My favorite American holiday, Thanksgiving, is now over, with Christmas on its heels. While this is not a holiday I celebrate, the glitter of the decorations, the solemnity of the carol singers as snowflakes gently dust them, and the communal spirit of calm and good cheer is enjoyable.
It occurred to me that this would be a good time to consider the botanical gifts of the Magi.
Everyone has heard of myrrh and frankincense, but what exactly are they? All we can be sure of, since they were paired with another valuable commodity — gold — is that they were precious.
Both plants are members of the Burseraceae family, reasonably called the incense tree family. Although both are members of the subtribe Burseraea, myrrh is genus commiphora and frankincense is genus boswellia.
The Burseraceae evolved in Mexico during the Paleocene era (about 65 million years ago) but radiated into Asia and Africa, so that these two genera evolved in Somalia, Ethiopia and the Arabian Peninsula (Oman and Yemen).
The continents at that time were configured differently from today. The supercontinent of Laurasia eventually separated into North America, Europe and Eurasia. Gondwana, the other supercontinent, incorporated South America, Africa, Arabia, Madagascar, India, Australia and Antarctica.
Continental movements are driven by plate tectonics, but understanding changing continental configurations explains why related plants crop up in highly separated geographic locations.
The ancient Egyptians used perfumes and scents liberally and considered perfumes to be the sweat of the god Ra. Records exist from the Fifth and Sixth Pharaonic Dynasties (between 2465 and 2323 B.C.) indicating that the Egyptians were importing large quantities of myrrh and frankincense for service of the gods, fumigation of homes, medicinal purposes, and personal hygiene. In ancient times, scents were released by burning or by adding the ingredients to an oil, which was then applied to the body.
An ancient stone relief showing trees planted in tubs being imported into Egypt can be seen at the mortuary temple of the female Pharaoh Hatshepsut (1507-1458 B.C.), Deir el Bahri, across the Nile from the city of Luxor. This records an expedition to the fabled land of Punt, thought to be either Somalia or Sudan.
A bowl of incense thought to be frankincense was found in the tomb of Tutankhamun (1341-1323 B.C.) located in the Valley of the Kings. Archeological digs in Egypt and the Middle East have yielded numerous vessels of stone, clay or glass designed to hold perfumes and cosmetics.
The ancient Israelites, as described in the Torah, used both myrrh and frankincense to accompany various Temple sacrifices. The Hebrew name for myrrh is mor, which is linguistically close to “mar,” meaning bitter. When used in medicinal concoctions for oral use, the taste is described as “biting-burning, somewhat acrid-aromatic.” The Hebrew for frankincense is livona from the word for “white” — lavan — which references the color of the dried exudates of the tapped tree. In Arabic, it is known as al-luban.
Identifying plants that were well known ages ago is very difficult. While the frankincense tree Boswellia sacra produces resin, B. frereana, B. serrata and B. papyrifera produce resin as well. The word “frankincense” derives from Old-French franc encens, meaning “high quality incense.”

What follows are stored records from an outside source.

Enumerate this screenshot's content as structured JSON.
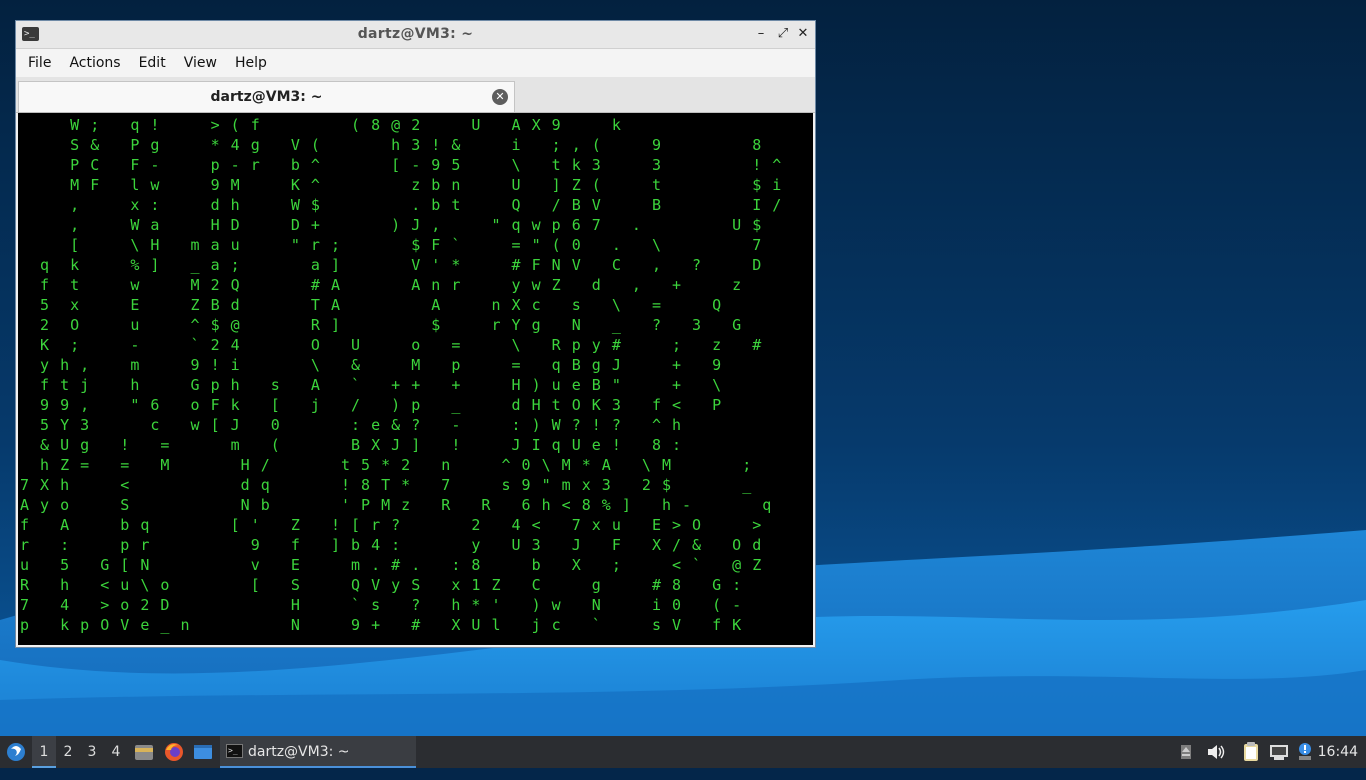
{
  "window": {
    "title": "dartz@VM3: ~",
    "menu": [
      "File",
      "Actions",
      "Edit",
      "View",
      "Help"
    ],
    "tab_label": "dartz@VM3: ~",
    "controls": {
      "minimize": "–",
      "maximize": "⤢",
      "close": "✕"
    },
    "terminal_text": "     W ;   q !     > ( f         ( 8 @ 2     U   A X 9     k\n     S &   P g     * 4 g   V (       h 3 ! &     i   ; , (     9         8\n     P C   F -     p - r   b ^       [ - 9 5     \\   t k 3     3         ! ^\n     M F   l w     9 M     K ^         z b n     U   ] Z (     t         $ i\n     ,     x :     d h     W $         . b t     Q   / B V     B         I /\n     ,     W a     H D     D +       ) J ,     \" q w p 6 7   .         U $\n     [     \\ H   m a u     \" r ;       $ F `     = \" ( 0   .   \\         7\n  q  k     % ]   _ a ;       a ]       V ' *     # F N V   C   ,   ?     D\n  f  t     w     M 2 Q       # A       A n r     y w Z   d   ,   +     z\n  5  x     E     Z B d       T A         A     n X c   s   \\   =     Q\n  2  O     u     ^ $ @       R ]         $     r Y g   N   _   ?   3   G\n  K  ;     -     ` 2 4       O   U     o   =     \\   R p y #     ;   z   #\n  y h ,    m     9 ! i       \\   &     M   p     =   q B g J     +   9\n  f t j    h     G p h   s   A   `   + +   +     H ) u e B \"     +   \\\n  9 9 ,    \" 6   o F k   [   j   /   ) p   _     d H t O K 3   f <   P\n  5 Y 3      c   w [ J   0       : e & ?   -     : ) W ? ! ?   ^ h\n  & U g   !   =      m   (       B X J ]   !     J I q U e !   8 :\n  h Z =   =   M       H /       t 5 * 2   n     ^ 0 \\ M * A   \\ M       ;\n7 X h     <           d q       ! 8 T *   7     s 9 \" m x 3   2 $       _\nA y o     S           N b       ' P M z   R   R   6 h < 8 % ]   h -       q\nf   A     b q        [ '   Z   ! [ r ?       2   4 <   7 x u   E > O     >\nr   :     p r          9   f   ] b 4 :       y   U 3   J   F   X / &   O d\nu   5   G [ N          v   E     m . # .   : 8     b   X   ;     < `   @ Z\nR   h   < u \\ o        [   S     Q V y S   x 1 Z   C     g     # 8   G :\n7   4   > o 2 D            H     ` s   ?   h * '   ) w   N     i 0   ( -\np   k p O V e _ n          N     9 +   #   X U l   j c   `     s V   f K"
  },
  "taskbar": {
    "workspaces": [
      "1",
      "2",
      "3",
      "4"
    ],
    "task_label": "dartz@VM3: ~",
    "clock": "16:44"
  },
  "icons": {
    "start": "lxqt-start-icon",
    "files": "file-manager-icon",
    "browser": "firefox-icon",
    "desktop": "show-desktop-icon",
    "eject": "eject-icon",
    "volume": "volume-icon",
    "clipboard": "clipboard-icon",
    "network": "network-icon",
    "notification": "notification-icon"
  },
  "colors": {
    "terminal_fg": "#3cd43c",
    "terminal_bg": "#000000",
    "desktop_bg": "#04264a",
    "wave": "#1b8fe6",
    "taskbar": "#2b2d31"
  }
}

B. sacra is a small tree growing from between 6 and 26 feet tall, in calcareous soil (chalky), and seems to prefer slopes up to 3,900 feet. Its bark is papery and can be easily removed.
The tree only begins to produce resin when it is between 8 and 10 years old. The tree is tapped by making a shallow cut into the trunk or branches, and the resinous sap is collected at a later date after it has hardened.

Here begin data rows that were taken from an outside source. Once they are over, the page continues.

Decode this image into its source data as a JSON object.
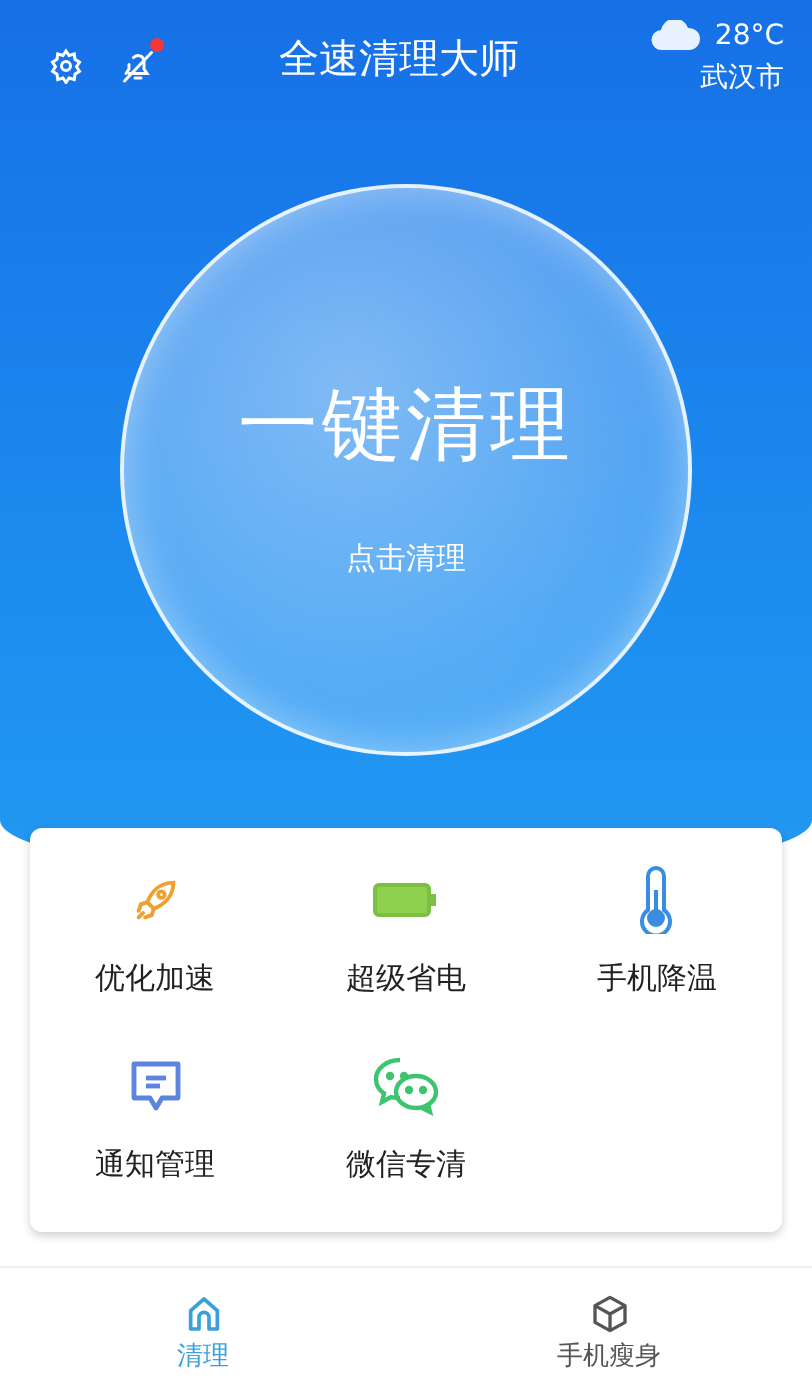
{
  "header": {
    "title": "全速清理大师",
    "temperature": "28°C",
    "city": "武汉市",
    "notification_badge": true
  },
  "clean_button": {
    "title": "一键清理",
    "subtitle": "点击清理"
  },
  "tools": [
    {
      "kind": "rocket",
      "label": "优化加速"
    },
    {
      "kind": "battery",
      "label": "超级省电"
    },
    {
      "kind": "thermometer",
      "label": "手机降温"
    },
    {
      "kind": "message",
      "label": "通知管理"
    },
    {
      "kind": "chat",
      "label": "微信专清"
    }
  ],
  "nav": [
    {
      "kind": "home",
      "label": "清理",
      "selected": true
    },
    {
      "kind": "cube",
      "label": "手机瘦身",
      "selected": false
    }
  ]
}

The mountainous areas south of Oman has special growing conditions. The summer monsoon from mid-June to mid-September maintains the temperature to around 77 degrees, and the air is shrouded in mist.
Commiphora myrrha, the myrrh plant, is a very thorny shrub reaching 16 feet. The bark is likewise flaky, and the resin is also obtained by tapping.
Because this shrub has narrower resin ducts than the Boswellia, a better yield is obtained by using capillary tubes placed into small incisions. Like frankincense, it is native to Oman, Yemen and the Horn of Africa, and grows in thin, calcareous soil with minimal rainfall at an altitude of between 820 and 4,270 feet.
An “incense road” consisting of land and sea trading routes linked the Mediterranean world with Arabia and ports east together with southern African areas. The land route from Southern Arabia to the Mediterranean flourished from the seventh century B.C. to the second century A.D. Because it was desert area, routes and waterholes were closely guarded secrets of the Nabateans.
Frankincense and myrrh cannot tolerate New York’s winters. However, Mohammed Eslamieh of Tempe, Arizona, cultivates all 19 known Boswellia species and sells both the B. sacra seeds and seedlings on eBay. Just search for “Miniatree Garden.”
Almost reason to build a greenhouse!